Funding. F.B. and A.M.G. are partly funded by the NIHR Biomedical Research Centre, Oxford, U.K.

Duality of Interest. EXSCEL was sponsored and funded by Amylin Pharmaceuticals, a wholly owned subsidiary of AstraZeneca. S.D.R., R.J.M., N.J.P., and A.F.H. have made available online a detailed listing of financial disclosures (https://dcri.org/about-us/conflict-of-interest/). H.A.D. has received a grant from Amylin Pharmaceuticals for the current work and a grant from Pfizer and personal fees from Boehringer Ingelheim outside the submitted work. S.M.G., B.K., and E.W. are employees of AstraZeneca. R.R.H. has received grants from AstraZeneca during the conduct of the study and grants and personal fees from Bayer, Boehringer Ingelheim, and Merck; personal fees from Novartis, Amgen, and Servier Laboratories; and other support from Elcelyx Therapeutics Inc., GlaxoSmithKline, Janssen, and Takeda outside the submitted work. No other potential conflicts of interest relevant to this article were reported.

Author Contributions. S.D.R. interpreted the findings and wrote the initial draft of the manuscript. S.D.R., Y.L., H.A.D., F.B., J.L., and A.M.G. drafted the cost and data analysis plan. S.D.R., A.M.G., and R.R.H. designed the study during the trial planning period. Y.L. assigned costs to medical resource use, programmed the statistical analyses of the medical resource use and cost data, generated tables and figures, and edited the manuscript. H.A.D., F.B., J.L., and A.M.G. provided English cost weights, programmed the statistical analysis of the EQ-5D data, interpreted the findings, and reviewed and edited the manuscript. S.M.G., B.K., and E.W. provided information about the clinical trial, interpreted the results, and reviewed and edited the manuscript. R.J.M., N.J.P., M.A.B., R.R.H., and A.F.H. were clinical investigators in the trial: they collected data, reviewed diagnosis-related group codes assigned to hospitalizations, reviewed the analysis plan, interpreted results, and reviewed and edited the manuscript. S.D.R. and A.M.G. are the guarantors of this work and, as such, had full access to all the data in the study and take responsibility for the integrity of the data and the accuracy of the data analysis.

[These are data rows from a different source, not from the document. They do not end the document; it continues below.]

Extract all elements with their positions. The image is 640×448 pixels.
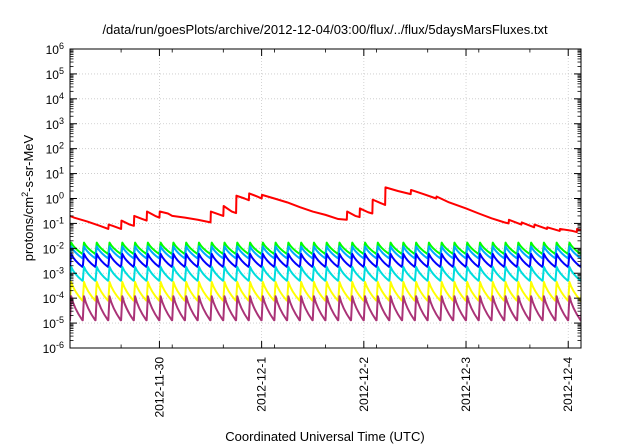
x-tick-labels: 2012-11-30 2012-12-1 2012-12-2 2012-12-3 201… bbox=[152, 357, 575, 418]
chart-title: /data/run/goesPlots/archive/2012-12-04/0… bbox=[102, 22, 548, 37]
series-line-6 bbox=[70, 280, 581, 302]
y-tick-label: 102 bbox=[46, 141, 64, 157]
y-tick-label: 10-5 bbox=[43, 315, 64, 331]
series-lines bbox=[70, 186, 581, 322]
x-tick-label: 2012-12-3 bbox=[459, 357, 473, 412]
y-tick-label: 10-6 bbox=[43, 340, 64, 356]
y-tick-label: 104 bbox=[46, 91, 64, 107]
x-tick-label: 2012-12-4 bbox=[561, 357, 575, 412]
y-axis-label: protons/cm2-s-sr-MeV bbox=[20, 134, 36, 261]
y-tick-labels: 10-6 10-5 10-4 10-3 10-2 10-1 100 101 102 103 104 1… bbox=[43, 41, 64, 356]
y-tick-label: 10-2 bbox=[43, 240, 64, 256]
y-tick-label: 103 bbox=[46, 116, 64, 132]
y-tick-label: 10-3 bbox=[43, 265, 64, 281]
x-tick-label: 2012-11-30 bbox=[152, 357, 166, 418]
series-line-1 bbox=[70, 186, 581, 234]
x-tick-label: 2012-12-2 bbox=[357, 357, 371, 412]
y-tick-label: 105 bbox=[46, 66, 64, 82]
series-line-2 bbox=[70, 241, 581, 255]
series-line-4 bbox=[70, 252, 581, 268]
y-tick-label: 10-4 bbox=[43, 290, 64, 306]
y-tick-label: 100 bbox=[46, 191, 64, 207]
series-line-5 bbox=[70, 265, 581, 282]
axis-ticks bbox=[70, 48, 581, 349]
y-tick-label: 101 bbox=[46, 166, 64, 182]
y-tick-label: 10-1 bbox=[43, 215, 64, 231]
series-line-7 bbox=[70, 295, 581, 322]
series-line-3 bbox=[70, 245, 581, 260]
y-tick-label: 106 bbox=[46, 41, 64, 57]
x-tick-label: 2012-12-1 bbox=[255, 357, 269, 412]
x-axis-label: Coordinated Universal Time (UTC) bbox=[225, 429, 424, 444]
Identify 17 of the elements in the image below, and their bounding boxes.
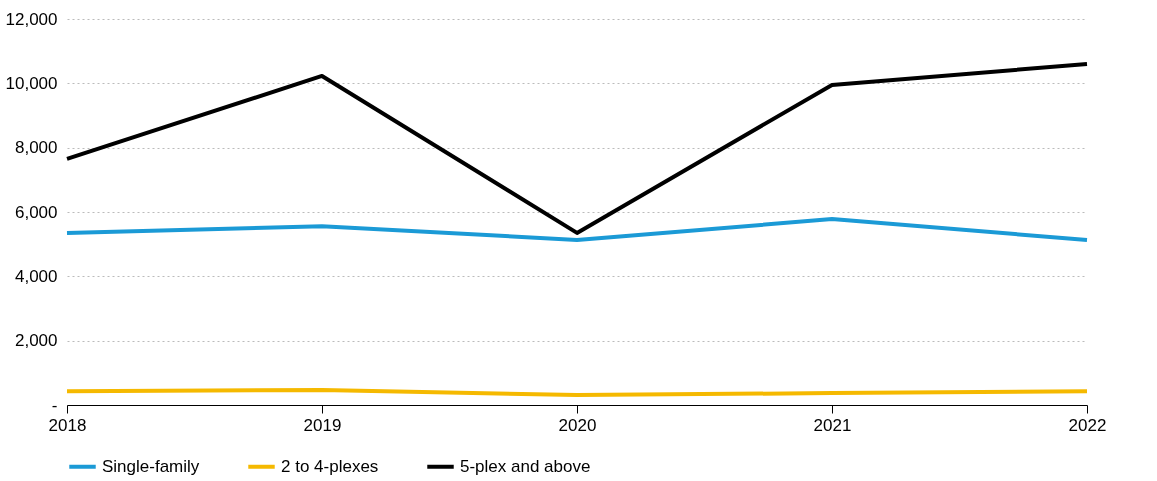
y-tick-label: 8,000 bbox=[14, 138, 58, 158]
y-tick-label: 12,000 bbox=[5, 9, 58, 29]
y-tick-label: 6,000 bbox=[14, 202, 58, 222]
x-tick-label: 2018 bbox=[48, 415, 87, 435]
x-tick-label: 2021 bbox=[813, 415, 852, 435]
legend-label: 5-plex and above bbox=[460, 456, 591, 476]
legend-label: Single-family bbox=[102, 456, 200, 476]
y-tick-label: 4,000 bbox=[14, 266, 58, 286]
x-tick-label: 2020 bbox=[558, 415, 597, 435]
legend-label: 2 to 4-plexes bbox=[281, 456, 379, 476]
y-tick-label: 10,000 bbox=[5, 73, 58, 93]
y-tick-label: - bbox=[51, 395, 58, 415]
y-tick-label: 2,000 bbox=[14, 331, 58, 351]
line-series bbox=[65, 217, 1089, 242]
x-tick-label: 2022 bbox=[1068, 415, 1107, 435]
x-tick-label: 2019 bbox=[303, 415, 342, 435]
line-series bbox=[65, 62, 1089, 235]
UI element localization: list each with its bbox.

Data Availability. All requests and enquiries concerning access to data should be directed to the study’s primary investigator (R.R.H.).

Prior Presentation. Parts of this study were presented at the 78th Scientific Sessions of the American Diabetes Association, Orlando, FL, 22–26 June 2018, and the 54th Annual Meeting of the European Association for the Study of Diabetes, Berlin, Germany, 1–5 October 2018.